Nyeri residents have been urged to go for early testing for cancer and immediately start treatment if the disease is detected.
Nyeri Governor Mutahi Kahiga said that cancer has become a death sentence in the country, adding that only about 20 per cent of patients survive unlike in developed countries where more than 80 per cent of patients got cured.
“We have not taken the bold step of going for tests and this is the breast cancer month.

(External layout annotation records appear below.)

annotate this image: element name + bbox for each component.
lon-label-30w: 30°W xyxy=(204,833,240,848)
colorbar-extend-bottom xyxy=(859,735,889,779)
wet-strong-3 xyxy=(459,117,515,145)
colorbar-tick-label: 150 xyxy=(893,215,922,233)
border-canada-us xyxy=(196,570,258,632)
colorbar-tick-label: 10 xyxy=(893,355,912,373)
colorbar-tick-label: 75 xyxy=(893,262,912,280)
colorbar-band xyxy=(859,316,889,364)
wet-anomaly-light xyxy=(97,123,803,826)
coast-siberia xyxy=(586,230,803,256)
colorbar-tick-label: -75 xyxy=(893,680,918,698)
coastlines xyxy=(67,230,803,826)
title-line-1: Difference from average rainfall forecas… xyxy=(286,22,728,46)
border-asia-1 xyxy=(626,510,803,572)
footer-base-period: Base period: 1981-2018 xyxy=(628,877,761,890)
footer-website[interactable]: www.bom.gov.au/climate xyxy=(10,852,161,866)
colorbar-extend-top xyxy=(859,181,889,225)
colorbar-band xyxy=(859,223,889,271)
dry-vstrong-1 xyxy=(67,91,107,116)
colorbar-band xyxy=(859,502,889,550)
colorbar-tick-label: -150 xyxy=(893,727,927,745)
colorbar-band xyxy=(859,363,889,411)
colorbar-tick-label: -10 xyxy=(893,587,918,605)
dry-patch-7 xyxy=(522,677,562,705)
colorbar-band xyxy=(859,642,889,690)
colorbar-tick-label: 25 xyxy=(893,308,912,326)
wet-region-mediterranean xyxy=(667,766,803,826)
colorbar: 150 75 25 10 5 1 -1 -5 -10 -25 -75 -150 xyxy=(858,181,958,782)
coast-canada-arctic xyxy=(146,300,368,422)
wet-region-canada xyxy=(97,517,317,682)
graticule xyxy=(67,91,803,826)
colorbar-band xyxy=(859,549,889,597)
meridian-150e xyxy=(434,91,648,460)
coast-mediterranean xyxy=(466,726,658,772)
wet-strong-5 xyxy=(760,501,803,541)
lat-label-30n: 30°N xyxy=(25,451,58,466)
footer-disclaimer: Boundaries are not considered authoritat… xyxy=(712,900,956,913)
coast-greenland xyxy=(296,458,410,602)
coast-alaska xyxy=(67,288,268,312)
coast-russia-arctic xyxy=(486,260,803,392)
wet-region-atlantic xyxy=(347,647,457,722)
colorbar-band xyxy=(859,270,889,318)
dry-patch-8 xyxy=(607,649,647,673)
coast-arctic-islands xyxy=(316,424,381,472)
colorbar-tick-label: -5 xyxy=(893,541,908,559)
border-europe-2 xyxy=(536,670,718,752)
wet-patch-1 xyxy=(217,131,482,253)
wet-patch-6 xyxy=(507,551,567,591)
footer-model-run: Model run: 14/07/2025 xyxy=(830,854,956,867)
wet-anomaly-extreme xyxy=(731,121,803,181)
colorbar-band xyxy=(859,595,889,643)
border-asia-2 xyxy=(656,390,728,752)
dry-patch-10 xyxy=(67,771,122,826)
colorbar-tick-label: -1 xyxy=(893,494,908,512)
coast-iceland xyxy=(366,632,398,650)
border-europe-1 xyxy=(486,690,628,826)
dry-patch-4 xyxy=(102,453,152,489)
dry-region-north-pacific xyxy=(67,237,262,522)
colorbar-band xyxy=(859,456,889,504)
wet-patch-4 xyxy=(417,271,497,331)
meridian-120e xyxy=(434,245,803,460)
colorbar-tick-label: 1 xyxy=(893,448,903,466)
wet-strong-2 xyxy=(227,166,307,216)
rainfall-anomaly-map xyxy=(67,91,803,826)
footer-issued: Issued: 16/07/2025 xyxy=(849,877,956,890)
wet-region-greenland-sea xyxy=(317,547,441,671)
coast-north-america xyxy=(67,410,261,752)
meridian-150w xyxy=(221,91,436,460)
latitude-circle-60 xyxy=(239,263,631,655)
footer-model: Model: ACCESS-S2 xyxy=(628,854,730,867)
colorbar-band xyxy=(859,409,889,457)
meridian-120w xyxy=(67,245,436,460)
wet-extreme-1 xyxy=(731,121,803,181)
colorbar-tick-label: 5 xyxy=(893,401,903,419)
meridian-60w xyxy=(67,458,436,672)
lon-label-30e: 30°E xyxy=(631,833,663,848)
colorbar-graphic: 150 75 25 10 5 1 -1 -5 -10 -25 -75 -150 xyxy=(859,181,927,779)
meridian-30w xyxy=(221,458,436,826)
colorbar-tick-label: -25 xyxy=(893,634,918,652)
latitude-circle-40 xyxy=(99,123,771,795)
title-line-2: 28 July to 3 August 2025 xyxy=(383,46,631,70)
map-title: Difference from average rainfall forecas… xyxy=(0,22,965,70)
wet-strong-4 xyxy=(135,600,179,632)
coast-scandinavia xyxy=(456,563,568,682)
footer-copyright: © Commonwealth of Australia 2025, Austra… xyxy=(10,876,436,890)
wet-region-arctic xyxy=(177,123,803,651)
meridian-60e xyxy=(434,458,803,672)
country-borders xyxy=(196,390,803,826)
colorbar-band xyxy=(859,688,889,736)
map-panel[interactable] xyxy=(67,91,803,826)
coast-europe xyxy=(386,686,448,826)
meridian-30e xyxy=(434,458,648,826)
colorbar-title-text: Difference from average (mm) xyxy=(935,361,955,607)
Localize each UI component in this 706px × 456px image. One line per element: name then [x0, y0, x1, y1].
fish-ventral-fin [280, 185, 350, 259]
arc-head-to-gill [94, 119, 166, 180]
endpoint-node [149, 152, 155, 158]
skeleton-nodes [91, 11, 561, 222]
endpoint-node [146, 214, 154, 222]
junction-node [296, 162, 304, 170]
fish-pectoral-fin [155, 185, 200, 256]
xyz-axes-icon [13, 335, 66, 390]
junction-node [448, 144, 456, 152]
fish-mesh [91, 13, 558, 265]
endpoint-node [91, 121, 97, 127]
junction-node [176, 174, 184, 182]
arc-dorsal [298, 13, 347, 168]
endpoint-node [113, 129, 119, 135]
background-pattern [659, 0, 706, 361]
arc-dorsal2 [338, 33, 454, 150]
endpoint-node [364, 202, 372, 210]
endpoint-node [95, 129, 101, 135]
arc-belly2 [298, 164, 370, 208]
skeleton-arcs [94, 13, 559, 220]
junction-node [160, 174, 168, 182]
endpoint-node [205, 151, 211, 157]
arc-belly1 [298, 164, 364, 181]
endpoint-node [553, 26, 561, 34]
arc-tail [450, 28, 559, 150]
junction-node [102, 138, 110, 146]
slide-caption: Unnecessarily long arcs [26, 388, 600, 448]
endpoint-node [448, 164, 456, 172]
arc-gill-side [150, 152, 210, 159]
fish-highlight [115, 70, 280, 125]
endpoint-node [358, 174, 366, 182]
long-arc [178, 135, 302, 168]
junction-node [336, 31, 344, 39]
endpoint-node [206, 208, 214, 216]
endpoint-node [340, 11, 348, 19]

How many have taken that step?” Kahiga posed.
He was speaking in Nyeri town Friday when he officially opened the Nyeri Hospice Inpatient ward meant to offer palliative care to the terminally ill cancer patients.
Kahiga disclosed that the county together with the other former provincial hospitals and Kenyatta University, Referral and Research Hospital are working jointly to come up with methods for early cancer detection.
He said when operationalized, this would bring the cost of testing cancer from about Sh80, 000 currently to as low as Sh20-25,000.
“When we have detected the cancer early, the patient will survive but when detected when the damage is made, we lose the patient,” he added.
Kahiga added that his administration would support the hospice with drugs and staff and promised to send one additional nurse to support the current three.
The governor expressed fear that local hospitals would soon run out of drugs as the counties have not received funds from the National Treasury and the embargo that devolved units should not source for drugs from elsewhere other than KEMSHA given the current challenges facing the agency.
Kahiga raised the red flag to the county staff to brace for hard times like working without salaries if the counties do not receive funds in the near future.
The Governor at the same time said that the Universal Health Care in the region has come to a halt and urged the residents to enroll with the National Hospital Insurance Fund to cushion themselves against hospital bills.
However, he said that consultations were going on to explore the possibilities of reviving UHC but in the meantime, patients would be charged a small fee.
He called for community support to cancer patients and urged society to stop stigmatizing those affected or infected.
Speaking during the same occasion, Nyeri deputy governor Ms. Caroline Karugu echoed the governor’s sentiments saying stigmatization was the worst treatment that is accorded to patients and their families.
Karugu also urged the local people to go for early testing of cancer and other Non-Communicable Diseases.
A cancer survivor Mr. Kereske Kamwaro concurred that the best way to fight cancer is by going for tests.
“It is easier to fight with a single cancel cell than 10,000 cells,” Kamwaro, who was detected with diabetes and cancer in 2010, told the gathering.